Friday, June 27, 2014

61 as a number, not an age


Here’s the thing about turning 61: It’s an age that either defines you or you define it.

I’m trying my best to define it, so I consider it a number, not a state of mind.

It doesn’t matter that I’m a year from being able to collect Social Security. It doesn’t matter that I’m a year closer to being eligible for Medicare. It doesn’t matter that I’m inching so much closer to that “senior citizen” euphemism: 61 won’t define me in those terms.

Sure, there are days when I feel every year, every month, every week, every day, every hour, every minute, every second of being 61. My knees remind me. My back reminds me.

And there are reminders from my doctor about the tests and routine procedures normally associated with being a 60-plusser. Oh, and the fact that I CAN’T HEAR YOU very well anymore.

But those are the exceptions of who I am these days, not the rule because I’ve sworn to myself that as I get older, I won’t let the years age me.

I help myself by keeping myself engaged: Engaged in my freelance work, engaged with the people I love, engaged with the world around me.

I feel the need to be on the move - physically, mentally, emotionally.

Sit too long and the corrosives will into your joints, into your synapses. What did Neil Young sing? “It’s better to burn out than fade away...” Rust never sleeps.

Some of the engagement comes from the fact that I’m on the move between two homes - one in South Bend, Indiana, where my wife Jane works for the University of Notre Dame, and one in Durham, N.H., where I work as a freelancer for a couple of online and print news and information outlets.

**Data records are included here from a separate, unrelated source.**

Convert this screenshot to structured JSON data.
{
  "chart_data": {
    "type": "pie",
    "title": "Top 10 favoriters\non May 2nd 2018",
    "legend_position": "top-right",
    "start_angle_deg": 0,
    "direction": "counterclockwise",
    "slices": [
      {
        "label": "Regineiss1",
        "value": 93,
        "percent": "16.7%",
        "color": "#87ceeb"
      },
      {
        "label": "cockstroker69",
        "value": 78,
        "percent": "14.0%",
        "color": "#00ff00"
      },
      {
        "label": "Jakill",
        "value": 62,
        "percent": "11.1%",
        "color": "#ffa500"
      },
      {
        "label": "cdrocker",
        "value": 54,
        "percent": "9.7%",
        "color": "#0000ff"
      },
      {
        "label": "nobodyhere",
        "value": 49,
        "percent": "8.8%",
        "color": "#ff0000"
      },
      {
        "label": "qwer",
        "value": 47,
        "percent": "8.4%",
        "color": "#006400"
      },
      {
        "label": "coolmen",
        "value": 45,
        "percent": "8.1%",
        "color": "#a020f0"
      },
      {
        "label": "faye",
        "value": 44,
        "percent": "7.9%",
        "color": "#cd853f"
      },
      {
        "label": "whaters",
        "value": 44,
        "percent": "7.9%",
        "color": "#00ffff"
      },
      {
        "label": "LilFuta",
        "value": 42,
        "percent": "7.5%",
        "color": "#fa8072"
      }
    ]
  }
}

I can work from pretty much anywhere because of my fully equipped “office in a bag”. I can set up anywhere and be immediately productive.

I’m given to looking more deeply into 61 than I did 60. Any age that ends in a 0 - 10, 20, 30, 40, 50, 60, 70, 80, 90, 100 - is a big deal because it’s an easily identifiable mile marker on the interstate of life.

61 is the beginning of the outlier years. Hardly anyone notices, and you just go about your business.

That’s why I’m making more of an effort to remain engaged in this life I live. Those outlier years will begin to pile up. You live it, or it lives you.